For the time being, Standard appears to be constrained by the raw speed of the Mono-Red deck and the power and consistency of energy variants. If you want to do something different, you’ve got to find a way to go bigger than energy while maintaining enough of your early game to keep pace with the Red deck. Slaxx appears to have done exactly that with this interesting deck:
Blue-Black Midrange - Ixalan Standard | Slaxx, 5-0 Standard League
- Creatures (21)
- 2 Champion of Wits
- 2 Gonti, Lord of Luxury
- 2 Hostage Taker
- 3 Kitesail Freebooter
- 4 Gifted Aetherborn
- 4 Glint-Sleeve Siphoner
- 4 The Scarab God
- Instants (6)
- 2 Vraska's Contempt
- 4 Fatal Push
- Sorceries (8)
- 2 Duress
- 2 Walk the Plank
- 4 Chart a Course
- Lands (25)
- 5 Island
- 8 Swamp
- 4 Aether Hub
- 4 Drowned Catacomb
- 4 Fetid Pools
- Sideboard (14)
- 2 Aethersphere Harvester
- 3 Deadeye Tracker
- 1 Dive Down
- 1 Duress
- 2 Essence Extraction
- 1 Kitesail Freebooter
- 3 Negate
- 1 River's Rebuke
We’ve seen control in this format before, but this is no Search for Azcanta deck. There are no counterspells, Glimmer of Geniuses, or Torrential Gearhulks. Those cards, while powerful, are just too slow in a format where you can be dead on board the turn you cast Glimmer of Genius. Instead, Slaxx has opted for a creature-based plan that ensures that you can keep pace with the Red deck, even if their falter effects let them force through damage.
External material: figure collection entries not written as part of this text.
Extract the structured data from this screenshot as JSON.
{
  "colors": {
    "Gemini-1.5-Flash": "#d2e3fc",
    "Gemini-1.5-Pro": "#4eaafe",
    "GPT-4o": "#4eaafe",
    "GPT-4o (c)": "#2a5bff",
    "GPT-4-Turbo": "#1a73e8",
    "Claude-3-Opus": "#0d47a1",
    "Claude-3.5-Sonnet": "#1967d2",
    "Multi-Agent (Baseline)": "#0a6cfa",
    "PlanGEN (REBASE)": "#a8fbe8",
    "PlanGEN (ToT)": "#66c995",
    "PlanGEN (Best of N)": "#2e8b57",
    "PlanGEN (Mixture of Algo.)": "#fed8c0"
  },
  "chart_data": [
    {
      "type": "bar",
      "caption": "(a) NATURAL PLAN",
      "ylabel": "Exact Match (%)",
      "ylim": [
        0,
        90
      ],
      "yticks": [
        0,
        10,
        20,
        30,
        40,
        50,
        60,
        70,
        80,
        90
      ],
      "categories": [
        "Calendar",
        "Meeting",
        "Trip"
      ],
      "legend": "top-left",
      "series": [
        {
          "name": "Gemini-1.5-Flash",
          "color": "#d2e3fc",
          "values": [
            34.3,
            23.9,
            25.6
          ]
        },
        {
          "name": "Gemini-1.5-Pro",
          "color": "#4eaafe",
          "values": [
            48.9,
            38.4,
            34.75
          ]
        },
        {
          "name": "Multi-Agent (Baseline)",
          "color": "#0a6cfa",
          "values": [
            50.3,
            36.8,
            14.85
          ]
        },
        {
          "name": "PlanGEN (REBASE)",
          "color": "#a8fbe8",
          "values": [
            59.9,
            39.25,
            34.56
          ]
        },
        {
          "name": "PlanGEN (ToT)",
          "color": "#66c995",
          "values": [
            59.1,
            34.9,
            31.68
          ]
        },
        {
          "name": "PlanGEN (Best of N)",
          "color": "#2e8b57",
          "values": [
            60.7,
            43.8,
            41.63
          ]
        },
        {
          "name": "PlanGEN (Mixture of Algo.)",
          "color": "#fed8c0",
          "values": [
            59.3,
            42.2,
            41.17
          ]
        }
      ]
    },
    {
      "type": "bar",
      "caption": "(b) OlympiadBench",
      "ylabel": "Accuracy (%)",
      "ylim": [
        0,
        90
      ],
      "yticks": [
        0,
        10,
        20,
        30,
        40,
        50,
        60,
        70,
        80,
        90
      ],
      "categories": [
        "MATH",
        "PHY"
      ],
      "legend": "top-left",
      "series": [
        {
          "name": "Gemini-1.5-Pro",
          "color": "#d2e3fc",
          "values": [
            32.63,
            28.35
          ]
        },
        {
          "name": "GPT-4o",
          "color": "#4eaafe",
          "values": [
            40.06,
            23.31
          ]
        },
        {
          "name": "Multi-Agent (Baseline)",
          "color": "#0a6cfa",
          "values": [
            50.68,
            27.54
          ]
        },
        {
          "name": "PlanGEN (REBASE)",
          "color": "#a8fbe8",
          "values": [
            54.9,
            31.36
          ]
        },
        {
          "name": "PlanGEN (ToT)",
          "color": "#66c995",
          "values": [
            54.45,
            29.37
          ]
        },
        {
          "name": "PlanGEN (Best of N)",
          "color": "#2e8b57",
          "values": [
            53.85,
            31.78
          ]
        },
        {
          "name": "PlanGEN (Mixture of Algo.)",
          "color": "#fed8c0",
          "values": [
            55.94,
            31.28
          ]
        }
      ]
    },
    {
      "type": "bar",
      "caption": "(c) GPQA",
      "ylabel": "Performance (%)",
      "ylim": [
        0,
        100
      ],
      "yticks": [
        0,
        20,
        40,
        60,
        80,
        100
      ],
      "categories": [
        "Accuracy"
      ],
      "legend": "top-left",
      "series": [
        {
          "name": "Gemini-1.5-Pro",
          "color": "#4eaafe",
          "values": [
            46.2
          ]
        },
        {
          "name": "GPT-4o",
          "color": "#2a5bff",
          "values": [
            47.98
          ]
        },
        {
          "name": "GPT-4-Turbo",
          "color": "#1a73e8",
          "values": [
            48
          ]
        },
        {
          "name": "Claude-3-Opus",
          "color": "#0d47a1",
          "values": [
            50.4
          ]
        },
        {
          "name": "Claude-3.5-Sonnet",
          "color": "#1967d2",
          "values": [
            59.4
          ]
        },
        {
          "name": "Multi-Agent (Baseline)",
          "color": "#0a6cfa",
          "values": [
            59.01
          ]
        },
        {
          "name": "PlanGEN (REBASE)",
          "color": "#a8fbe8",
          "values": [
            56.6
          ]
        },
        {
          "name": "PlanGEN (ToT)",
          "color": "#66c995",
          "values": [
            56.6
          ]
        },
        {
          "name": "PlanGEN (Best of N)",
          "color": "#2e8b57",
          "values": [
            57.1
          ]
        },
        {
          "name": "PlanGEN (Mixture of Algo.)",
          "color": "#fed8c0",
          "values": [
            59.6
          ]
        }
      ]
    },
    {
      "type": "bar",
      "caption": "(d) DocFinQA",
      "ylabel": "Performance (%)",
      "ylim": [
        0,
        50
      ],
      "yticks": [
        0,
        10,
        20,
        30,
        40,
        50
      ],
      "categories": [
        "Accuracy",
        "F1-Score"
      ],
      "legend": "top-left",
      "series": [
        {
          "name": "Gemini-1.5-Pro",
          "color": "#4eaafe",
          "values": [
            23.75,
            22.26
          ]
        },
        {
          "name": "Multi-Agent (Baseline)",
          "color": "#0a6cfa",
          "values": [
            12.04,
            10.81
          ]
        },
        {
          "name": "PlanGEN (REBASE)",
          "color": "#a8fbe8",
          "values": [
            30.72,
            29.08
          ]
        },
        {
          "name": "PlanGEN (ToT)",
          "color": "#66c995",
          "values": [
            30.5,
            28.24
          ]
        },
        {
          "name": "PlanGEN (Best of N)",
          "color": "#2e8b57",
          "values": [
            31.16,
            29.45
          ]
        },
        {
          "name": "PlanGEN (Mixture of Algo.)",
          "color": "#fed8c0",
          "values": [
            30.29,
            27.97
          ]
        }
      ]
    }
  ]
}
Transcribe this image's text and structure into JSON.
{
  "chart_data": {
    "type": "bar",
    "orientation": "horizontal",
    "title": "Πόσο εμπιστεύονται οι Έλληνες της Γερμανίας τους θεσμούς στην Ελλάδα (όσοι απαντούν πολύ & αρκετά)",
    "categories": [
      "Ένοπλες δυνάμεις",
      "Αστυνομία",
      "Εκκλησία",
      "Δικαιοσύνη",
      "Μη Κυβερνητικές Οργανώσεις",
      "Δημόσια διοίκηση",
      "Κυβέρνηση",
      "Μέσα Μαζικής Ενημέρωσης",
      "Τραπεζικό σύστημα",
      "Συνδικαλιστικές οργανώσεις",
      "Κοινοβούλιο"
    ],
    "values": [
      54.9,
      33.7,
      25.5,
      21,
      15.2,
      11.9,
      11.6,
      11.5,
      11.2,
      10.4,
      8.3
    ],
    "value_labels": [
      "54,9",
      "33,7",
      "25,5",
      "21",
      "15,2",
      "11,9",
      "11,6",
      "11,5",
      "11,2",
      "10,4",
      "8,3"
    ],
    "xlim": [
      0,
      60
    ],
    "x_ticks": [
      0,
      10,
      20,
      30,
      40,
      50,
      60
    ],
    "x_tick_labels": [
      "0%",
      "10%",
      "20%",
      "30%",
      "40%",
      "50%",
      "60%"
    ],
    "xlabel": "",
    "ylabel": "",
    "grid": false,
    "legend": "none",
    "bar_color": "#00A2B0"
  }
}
The key to all of this is early creatures. Champion of Wits and Glint-Sleeve Siphoner let you sculpt your hand against midrange decks while serving as reasonable blockers against Mono-Red. Gifted Aetherborn may just be the best possible card against Mono-Red in the format, serving as a blocker that dodges most of their possible removal spells that can eat most of their creatures in combat. As you go further up the curve, Hostage Taker and Vraska's Contempt serve as answers to Hazoret the Fervent and other indestructible creatures. The key is that you have cheap answers like Duress and Fatal Push backed up by cheap blockers, curving out into value plays like Hostage Taker, The Scarab God, and Gonti, Lord of Luxury to actually let you pull ahead.
Against energy, your cheap blockers serve as reasonable threats. You can stay at parity on the board while slowly pulling ahead on cards. The key is that, unlike energy decks, you have hard answers to the threats at the top of the curve. Glorybringer, The Scarab God, and any other creature-based threat are all vulnerable to Vraska's Contempt and Hostage Taker, and on top of that you have a Scarab God of your own to rebuy your key midrangey threats.
If you’re looking for something new to try in Standard, this is deck that appears to do a great job of walking the line between midrange and control. It goes just a little bit bigger than Temur Energy variants, but without giving up too much ground against Red decks. This seems like a great place to be in the current Standard format, and I can’t wait to see if people can do more with this creature-oriented style of deck.